Many people have to work from home or telecommute for one reason or another. But while you might not be at your desk, that doesn’t mean you’re free from the need to take care of yourself and maintain good safety practices. Here are some ideas on how to make sure working from home is safe and secure.
1) Ensure Physical Security
Lock doors, windows, and any other points of entry where someone could access your property without permission. Install a home security alarm system with cameras if possible so you can see who’s coming in before they get there – this will also help deter potential thieves or burglars. Make sure all outside lights are turned off during the evening hours unless you want to give away your location (turn them back on before you head out).
2) Take Care of Personal Security Issues
Keep anything that has your personal information – social security number, driver’s license number, bank account numbers, etc. – hidden somewhere not accessible by anyone else (be mindful of roommates or significant others who may be looking for something). Don’t include any identifying information about yourself or your location online, and if you do include it in documents, remove any personal details such as phone numbers and addresses. When possible, use a PO Box for things like bills so they can’t be traced back to your home.
3) Know Who Can Access Your Information
Keep track of all programs that may record keystrokes, such as IM chat clients or sticky notes, and ensure they are disabled when you’re not using them. You should also be aware of anyone accessing your computer who may have the potential to see sensitive information, such as family members or roommates. Try not to leave your computer unattended while logged in just in case someone does decide to snoop, and change your password regularly so unauthorized users cannot gain access to your information.
4) Be Aware of Vulnerabilities
You should never give too much away about yourself if someone asks questions about where you work or what you do out of the office – especially since they may not be asking for innocuous reasons. Don’t disclose any personal information even if it feels like a casual conversation – you don’t know who is listening. If someone asks to use your computer, do not allow them to unless they have some legitimate reason for doing so or go with them if necessary.
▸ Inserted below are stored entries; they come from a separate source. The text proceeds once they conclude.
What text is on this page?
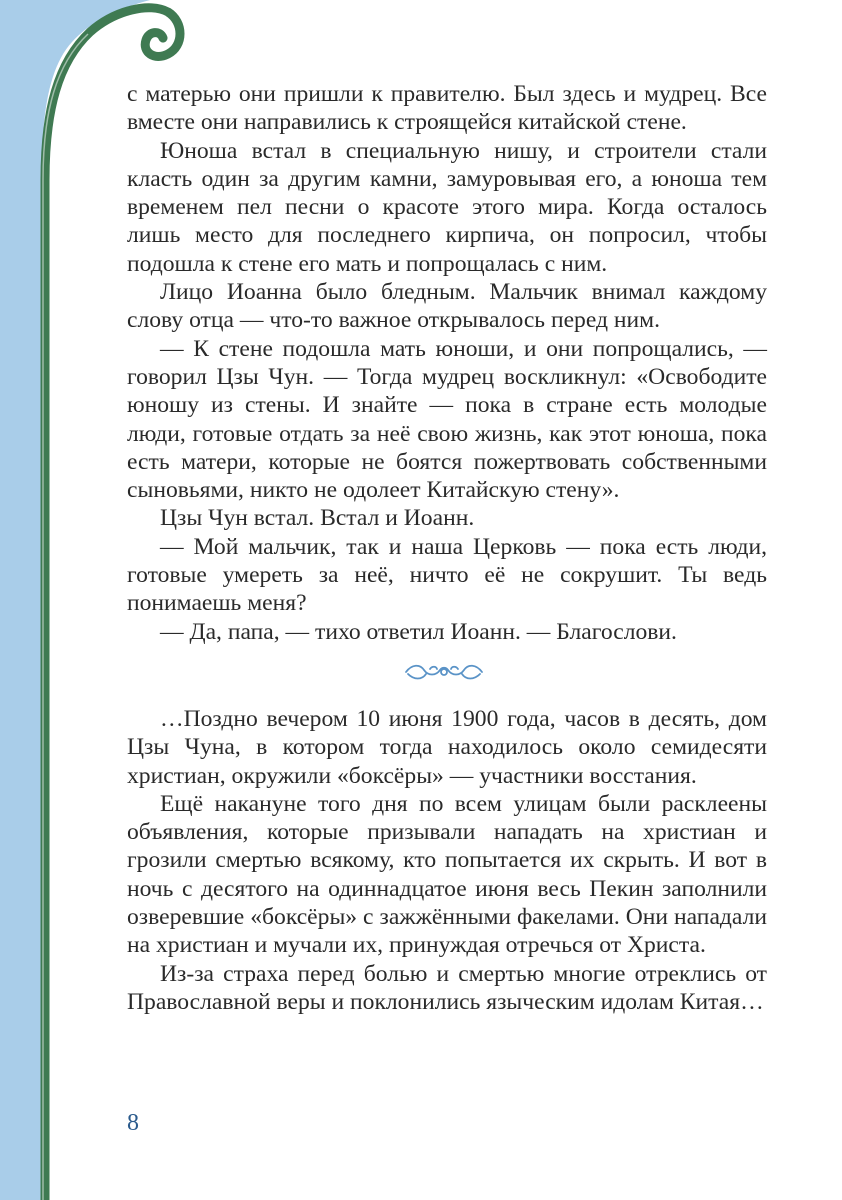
с матерью они пришли к правителю. Был здесь и мудрец. Все вместе они направились к строящейся китайской стене.

Юноша встал в специальную нишу, и строители стали класть один за другим камни, замуровывая его, а юноша тем временем пел песни о красоте этого мира. Когда осталось лишь место для последнего кирпича, он попросил, чтобы подошла к стене его мать и попрощалась с ним.

Лицо Иоанна было бледным. Мальчик внимал каждому слову отца — что-то важное открывалось перед ним.

— К стене подошла мать юноши, и они попрощались, — говорил Цзы Чун. — Тогда мудрец воскликнул: «Освободите юношу из стены. И знайте — пока в стране есть молодые люди, готовые отдать за неё свою жизнь, как этот юноша, пока есть матери, которые не боятся пожертвовать собственными сыновьями, никто не одолеет Китайскую стену».

Цзы Чун встал. Встал и Иоанн.

— Мой мальчик, так и наша Церковь — пока есть люди, готовые умереть за неё, ничто её не сокрушит. Ты ведь понимаешь меня?

— Да, папа, — тихо ответил Иоанн. — Благослови.

…Поздно вечером 10 июня 1900 года, часов в десять, дом Цзы Чуна, в котором тогда находилось около семидесяти христиан, окружили «боксёры» — участники восстания.

Ещё накануне того дня по всем улицам были расклеены объявления, которые призывали нападать на христиан и грозили смертью всякому, кто попытается их скрыть. И вот в ночь с десятого на одиннадцатое июня весь Пекин заполнили озверевшие «боксёры» с зажжёнными факелами. Они нападали на христиан и мучали их, принуждая отречься от Христа.

Из-за страха перед болью и смертью многие отреклись от Православной веры и поклонились языческим идолам Китая…

8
5) Safeguard from Natural Disasters
In the event of a natural disaster that requires you to leave your home, you should make sure all of your information is safely backed up in a secure location. If possible, keep copies in a couple of different places so they don’t all go down at the same time. Before leaving for work, put important documents and other items in your car so you have access to them when you need them.
6) Take Care of Your Computer
Make sure your computer has all the latest security updates and anti-virus software installed to keep yourself protected against malware or other threats. You should also make an external backup of everything on your computer onto an external hard drive in case anything goes wrong. If you’re working with sensitive information, consider encrypting certain files, especially if you’re using public computers.
7) Check for Privacy Concerns
Keep an eye out for potential security leaks, such as Google Drive or Dropbox folders in your Web browser that you don’t remember creating or software on your computer that is updating in the background without your knowledge. If you notice anything like this, consider shutting down any programs with access to your information immediately, change all of your passwords, and re-check for security updates.
8) Don’t Endorse or Adopt New Programs without Thinking First
If you are not sure about a program that has been suggested by another employee or received in an email, check with the IT department before downloading it. They may have some insight into its security issues, especially if it has been reported to have some problem in the past. In certain cases, they may even hold impromptu training on how to use it or be able to provide you with a virtual tour so all of your questions are answered before you download it.
9) Notify the IT Department if You Notice a Problem
It’s important to let your company’s IT department know immediately if you notice any suspicious or problematic activity on your computer. This way, they can take the proper precautions and help prevent others from being affected by whatever issue there may be. They may also be able to fix it remotely if necessary.
The safety of your home office is paramount to the success and health of your business. The tips provided in this article should help you stay safe while keeping up with all that’s expected from today’s digital marketer or small-business owner.